À en croire OpenAI, une telle approche n’encouragera pas les fournisseurs à se poser la question. Et de proposer sa propre version « plus incitative » du 4.c.2, non sans donner un exemple, dans le domaine RH. « Nous ne tolérerions pas l’usage de GPT-3 pour déterminer l’adéquation d’un candidat avec une offre d’emploi, mais nous pourrions accepter l’aide à la rédaction de l’offre ». Et de conclure :

– GPT-3 n’est, en soi, pas un système à haut risque.
– Ce sont ses capacités qui peuvent alimenter des cas d’usage à haut risque.
– Prière de nous laisser fixer des lignes directrices, des bonnes pratiques et des limites que nous pourrons implémenter au niveau de nos API.

Protéger GPT-3 et DALL-E

OpenAI avance aussi le cas des IA génératives. Il fait référence à un rapport d’avril 2022 émanant du Parlement européen. Il y est question de modifier une annexe de l’AI Act de sorte que nombre de systèmes de génération de contenu seraient classés à haut risque. Plus précisément, s’ils créent du contenu textuel susceptible de paraître avoir été généré par un humain ou du contenu audio/vidéo semblant authentique.
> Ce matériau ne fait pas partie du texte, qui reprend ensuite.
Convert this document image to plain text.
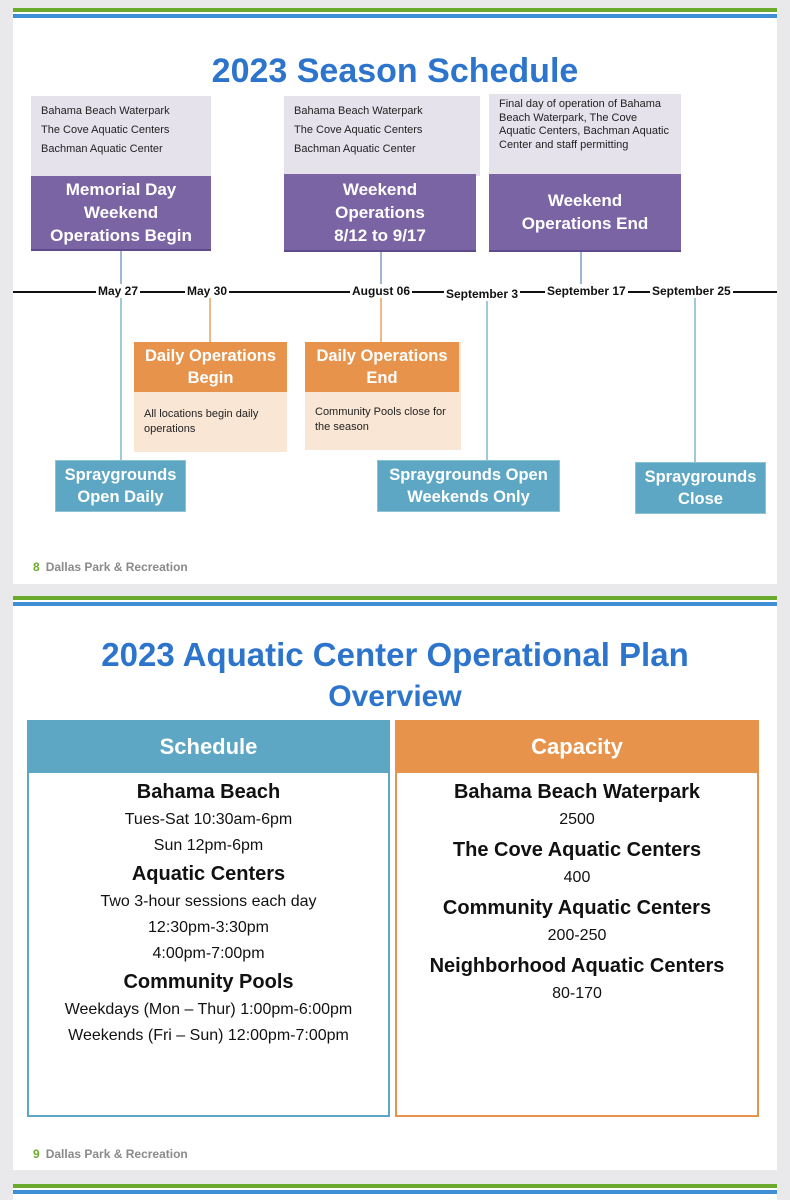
2023 Season Schedule
Bahama Beach Waterpark
The Cove Aquatic Centers
Bachman Aquatic Center
Bahama Beach Waterpark
The Cove Aquatic Centers
Bachman Aquatic Center
Final day of operation of Bahama Beach Waterpark, The Cove Aquatic Centers, Bachman Aquatic Center and staff permitting
Memorial Day
Weekend
Operations Begin
Weekend
Operations
8/12 to 9/17
Weekend
Operations End
May 27	May 30	August 06	September 3 September 17 September 25
All locations begin daily operations
Daily Operations
Begin
Community Pools close for the season
Daily Operations
End
Spraygrounds
Open Daily
Spraygrounds Open
Weekends Only
Spraygrounds
Close
8 Dallas Park & Recreation
2023 Aquatic Center Operational Plan
Overview
Schedule
Bahama Beach
Tues-Sat 10:30am-6pm
Sun 12pm-6pm
Aquatic Centers
Two 3-hour sessions each day
12:30pm-3:30pm
4:00pm-7:00pm
Community Pools
Weekdays (Mon – Thur) 1:00pm-6:00pm
Weekends (Fri – Sun) 12:00pm-7:00pm
Capacity
Bahama Beach Waterpark
2500
The Cove Aquatic Centers
400
Community Aquatic Centers
200-250
Neighborhood Aquatic Centers
80-170
9 Dallas Park & Recreation
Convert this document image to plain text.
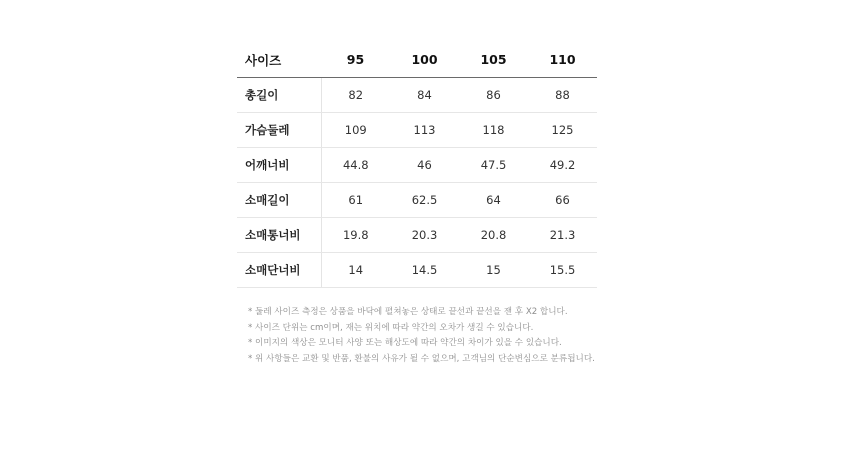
사이즈	95	100	105	110
총길이	82	84	86	88
가슴둘레	109	113	118	125
어깨너비	44.8	46	47.5	49.2
소매길이	61	62.5	64	66
소매통너비	19.8	20.3	20.8	21.3
소매단너비	14	14.5	15	15.5
* 둘레 사이즈 측정은 상품을 바닥에 펼쳐놓은 상태로 끝선과 끝선을 잰 후 X2 합니다.
* 사이즈 단위는 cm이며, 재는 위치에 따라 약간의 오차가 생길 수 있습니다.
* 이미지의 색상은 모니터 사양 또는 해상도에 따라 약간의 차이가 있을 수 있습니다.
* 위 사항들은 교환 및 반품, 환불의 사유가 될 수 없으며, 고객님의 단순변심으로 분류됩니다.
Telle quelle, cette disposition pourrait signifier qu’il faudrait classer GPT-3 et DALL-E comme des systèmes à haut risque, déplore OpenAI. Et de suggérer que l’article 52 de l’AI Act se suffit à lui-même. Il impose une forme de transparence sur l’origine des contenus générés ou manipulés par IA.

S’épargner trop de contrôles de conformité

Le « livre blanc » comporte aussi un point sur les contrôles de conformité qu’impose l’AI Act. Le principe : on doit réévaluer un système d’IA dès lors qu’il subit une modification « substantielle », au sens, notamment, où elle modifierait la finalité dudit système.
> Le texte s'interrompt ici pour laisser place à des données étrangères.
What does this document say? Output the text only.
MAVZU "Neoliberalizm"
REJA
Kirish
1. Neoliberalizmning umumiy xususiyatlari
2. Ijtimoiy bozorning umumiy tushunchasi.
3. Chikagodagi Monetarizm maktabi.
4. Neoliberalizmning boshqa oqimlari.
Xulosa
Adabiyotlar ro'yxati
OpenAI y voit un obstacle à la diffusion des innovations améliorant la sûreté de ces systèmes. De son point de vue, ce type de modifications, tout comme celles destinées à réduire un risque, ne devraient pas être considérées comme « substantielles », au risque de voir leur délai de mise en œuvre s’allonger. En tout cas aussi longtemps qu’on peut raisonnablement estimer qu’elles n’auront pas d’impact négatif sur la santé, la sûreté ou les droits fondamentaux des personnes.

OpenAI exige plus d’exceptions

L’annexe III attire aussi l’œil d’OpenAI, en ce qu’elle contient des catégories d’usage à haut risque. La crainte : qu’elle englobe aussi des usages qu’on ne devrait pas considérer comme tels.

OpenAI donne deux exemples. Le premier concerne le domaine du recrutement (section 4.a). D’après sa lecture, l’usage de systèmes d’IA pour signaler des vacances de postes tomberait dans la catégorie « haut risque ». Or, certaines des démarches qui y entreraient n’impliquent l’IA que d’une manière secondaire, la décision finale appartenant à l’humain. Ce serait le cas de la création de fiches de postes.

Même raisonnement sur la section 3.b, qui traite l’évaluation aux examens d’admission et au cours des formations. OpenAI appelle à exclure de la catégorie « haut risque » les systèmes qui ne font qu’aider à composer des examens. Son appel aux élus pourrait se résumer ainsi : clarifiez votre langage et concentrez-vous sur les cas d’usage susceptibles d’avoir un impact important sur les opportunités d’emploi ou d’éducation des personnes.